VIRTUAL
China and Inner Asia
Yuqing Liu
University of British Columbia, Canada
Pidgin English first appeared in China along the Pearl River Delta as a lingua franca composed of a mixture of English, Cantonese, Portuguese, Hindi, and Malay as early as the 18th century. This language spread to the Yangtze River delta in the mid 19th century when an increasing number of Cantonese merchants and workers traveled to Shanghai to seek opportunities after the Opium War. Focusing on a series of “Pidgin Bamboo Branch Songs,” (別琴竹枝詞) published in Shen Bao in 1873, this paper explores how Pidgin English was appropriated in Chinese classical poetry and altered the literary soundscape in the late nineteenth century. I argue that these poems embody an uncanny sonic experience of modernity, manifesting the permeable boundaries between Chinese and European languages. Through a creative arrangement of divergent literal and phonetic meanings of Sinographs, the poet uses Pidgin English words to produce diverse voices in classical Chinese poetry and open up various possibilities for interpretations.
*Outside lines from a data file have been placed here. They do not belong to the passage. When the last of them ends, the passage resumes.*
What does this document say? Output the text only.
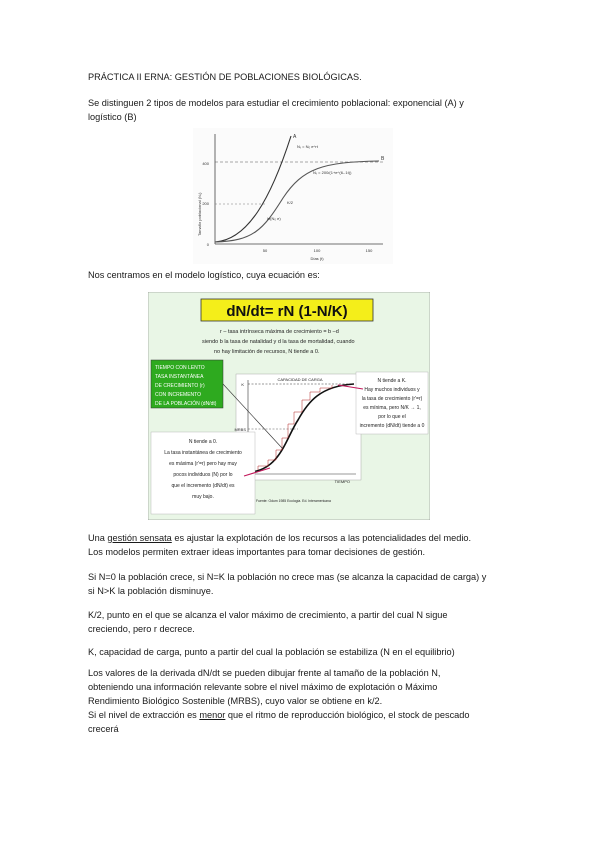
PRÁCTICA II ERNA: GESTIÓN DE POBLACIONES BIOLÓGICAS.

Se distinguen 2 tipos de modelos para estudiar el crecimiento poblacional: exponencial (A) y

logístico (B)

A
B
Nₜ = N₀ e^rt
Nₜ = 200/(1+e^(6-.1t))
K/2
ln(N₀ e)
Tamaño poblacional (Nₜ)
400
200
0
50	100	150
Días (t)

Nos centramos en el modelo logístico, cuya ecuación es:

dN/dt= rN (1-N/K)
r – tasa intrínseca máxima de crecimiento = b –d
siendo b la tasa de natalidad y d la tasa de mortalidad, cuando
no hay limitación de recursos, N tiende a 0.
TIEMPO CON LENTO
TASA INSTANTÁNEA
DE CRECIMIENTO (r)
CON INCREMENTO
DE LA POBLACIÓN (dN/dt)
CAPACIDAD DE CARGA
K
MRBS
Fuente: Odum 1985 Ecología. Ed. Interamericana
TIEMPO
N tiende a K.
Hay muchos individuos y
la tasa de crecimiento (r'=r)
es mínima, pero N/K → 1,
por lo que el
incremento (dN/dt) tiende a 0
N tiende a 0.
La tasa instantánea de crecimiento
es máxima (r'=r) pero hay muy
pocos individuos (N) por lo
que el incremento (dN/dt) es
muy bajo.

Una gestión sensata es ajustar la explotación de los recursos a las potencialidades del medio.

Los modelos permiten extraer ideas importantes para tomar decisiones de gestión.

Si N=0 la población crece, si N=K la población no crece mas (se alcanza la capacidad de carga) y

si N>K la población disminuye.

K/2, punto en el que se alcanza el valor máximo de crecimiento, a partir del cual N sigue

creciendo, pero r decrece.

K, capacidad de carga, punto a partir del cual la población se estabiliza (N en el equilibrio)

Los valores de la derivada dN/dt se pueden dibujar frente al tamaño de la población N,

obteniendo una información relevante sobre el nivel máximo de explotación o Máximo

Rendimiento Biológico Sostenible (MRBS), cuyo valor se obtiene en k/2.

Si el nivel de extracción es menor que el ritmo de reproducción biológico, el stock de pescado

crecerá
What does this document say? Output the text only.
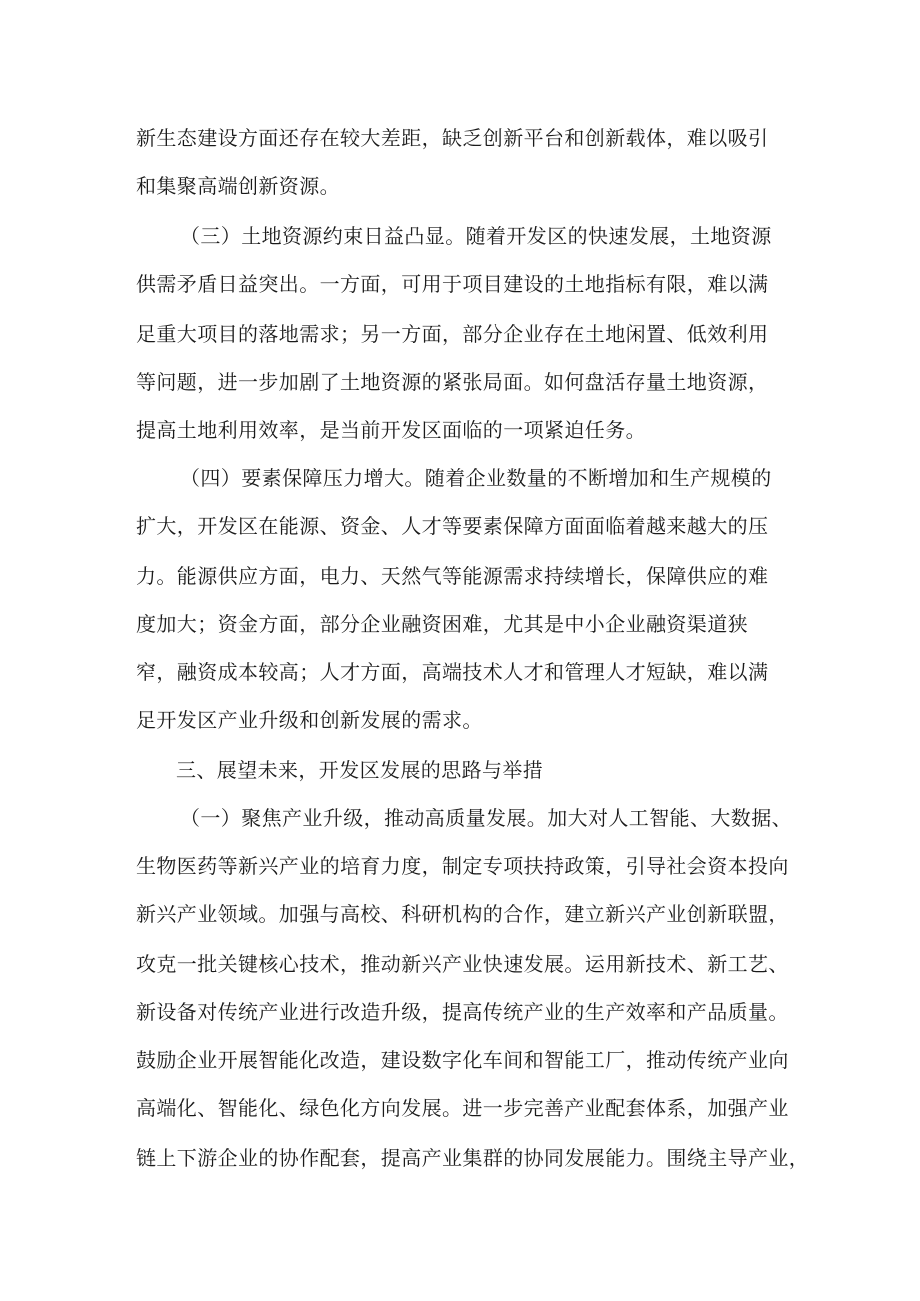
新生态建设方面还存在较大差距，缺乏创新平台和创新载体，难以吸引

和集聚高端创新资源。

（三）土地资源约束日益凸显。随着开发区的快速发展，土地资源

供需矛盾日益突出。一方面，可用于项目建设的土地指标有限，难以满

足重大项目的落地需求；另一方面，部分企业存在土地闲置、低效利用

等问题，进一步加剧了土地资源的紧张局面。如何盘活存量土地资源，

提高土地利用效率，是当前开发区面临的一项紧迫任务。

（四）要素保障压力增大。随着企业数量的不断增加和生产规模的

扩大，开发区在能源、资金、人才等要素保障方面面临着越来越大的压

力。能源供应方面，电力、天然气等能源需求持续增长，保障供应的难

度加大；资金方面，部分企业融资困难，尤其是中小企业融资渠道狭

窄，融资成本较高；人才方面，高端技术人才和管理人才短缺，难以满

足开发区产业升级和创新发展的需求。

三、展望未来，开发区发展的思路与举措

（一）聚焦产业升级，推动高质量发展。加大对人工智能、大数据、

生物医药等新兴产业的培育力度，制定专项扶持政策，引导社会资本投向

新兴产业领域。加强与高校、科研机构的合作，建立新兴产业创新联盟，

攻克一批关键核心技术，推动新兴产业快速发展。运用新技术、新工艺、

新设备对传统产业进行改造升级，提高传统产业的生产效率和产品质量。

鼓励企业开展智能化改造，建设数字化车间和智能工厂，推动传统产业向

高端化、智能化、绿色化方向发展。进一步完善产业配套体系，加强产业

链上下游企业的协作配套，提高产业集群的协同发展能力。围绕主导产业，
These works display a kind of “polyphonic poetics” which allows multiple languages and voices to coexist simultaneously and autonomously. Moreover, in contrast to traditional bamboo branch songs, which often transliterate foreign words in order to domesticate strangeness and confirm the old imperial world order, these poems appropriate Pidgin English in order to alienate the native, the conventional, and the familiar landscape/soundscape. This pidgin poetry, I contend, points to the paradox of modernity that foreignness lies not in a foreign land, but in one’s own poetic language and everyday life.